Her Work-From-Home Uniform
"My vibe is always extremely comfortable yet still pretty. I love maxi dresses and kimonos—I have these African print ones, that I can wear with leggings or a hat. Last summer, Free People had these harem pants that came in orange and white, which I loved, and I love a good African print wrap skirt. One of the brands that I love is Afropolitan. I've gotten some things from Wax and Wonder and my closet is 98-percent Free People.
Jewelry is a big thing for me too. I wear a lot of Aziza Handcrafted and Fanta Celah. I wear a lot of rings and earrings. I'm not a huge necklace girl because my skin is sensitive and I can only wear certain types of metals on my neck. I do so much with my rings and earrings, if I put on a necklace it might be too much.
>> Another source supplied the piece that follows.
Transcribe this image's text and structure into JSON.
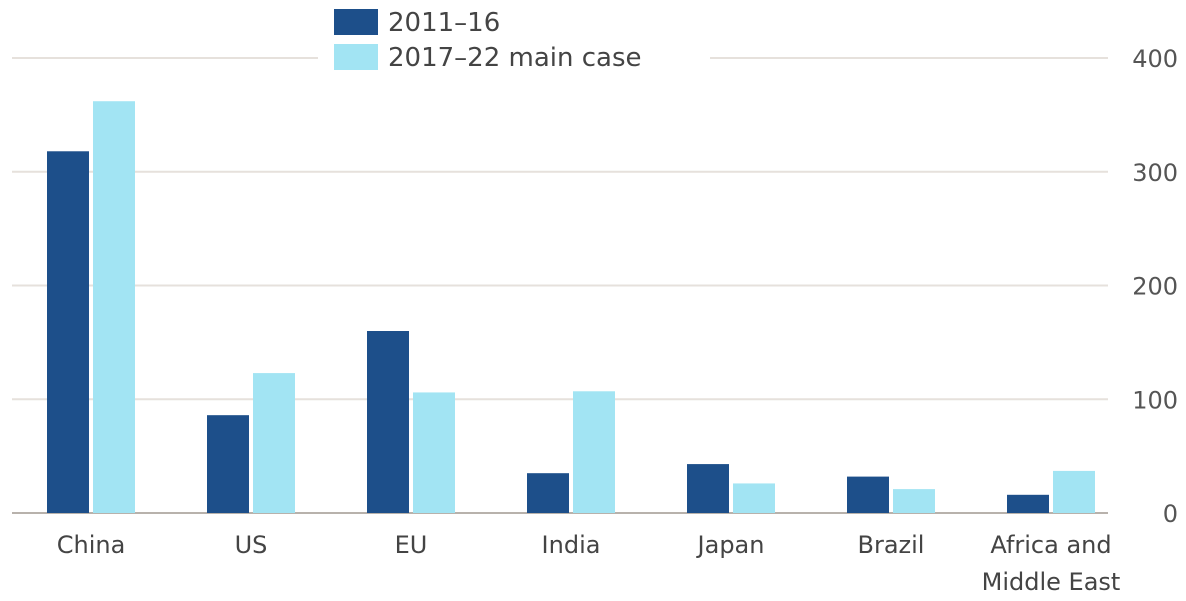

I do not wear heels. I might spend money on perfume or jewelry or a few hundred dollars on a dress, but I had to get the taste for heels out of mouth since they're uncomfortable and not necessary. I've pivoted my style to be more of that comfortable, chic, and boho look. Normally I am in sandals, gladiators, or slides. I love my Yeezy slides. When it gets cold, I'll wear a pair of Converse, a cute baby-heel boot, or sneakers. My brother is a sneaker head so I let him sort me out. My favorite bag is handmade from Sarep + Rose. I have so many of her bags and she's family, but I still pay for whatever it costs. I don't ask for the homie hookup."
The Words That Describe Her Power Outfit
"Comfortable, stick of butter (I like wearing just one color), and good fabrication."
"Learn how to die. We're all going to leave this place, or our body will, so it's important for me to be extremely present and to live out my dreams right now."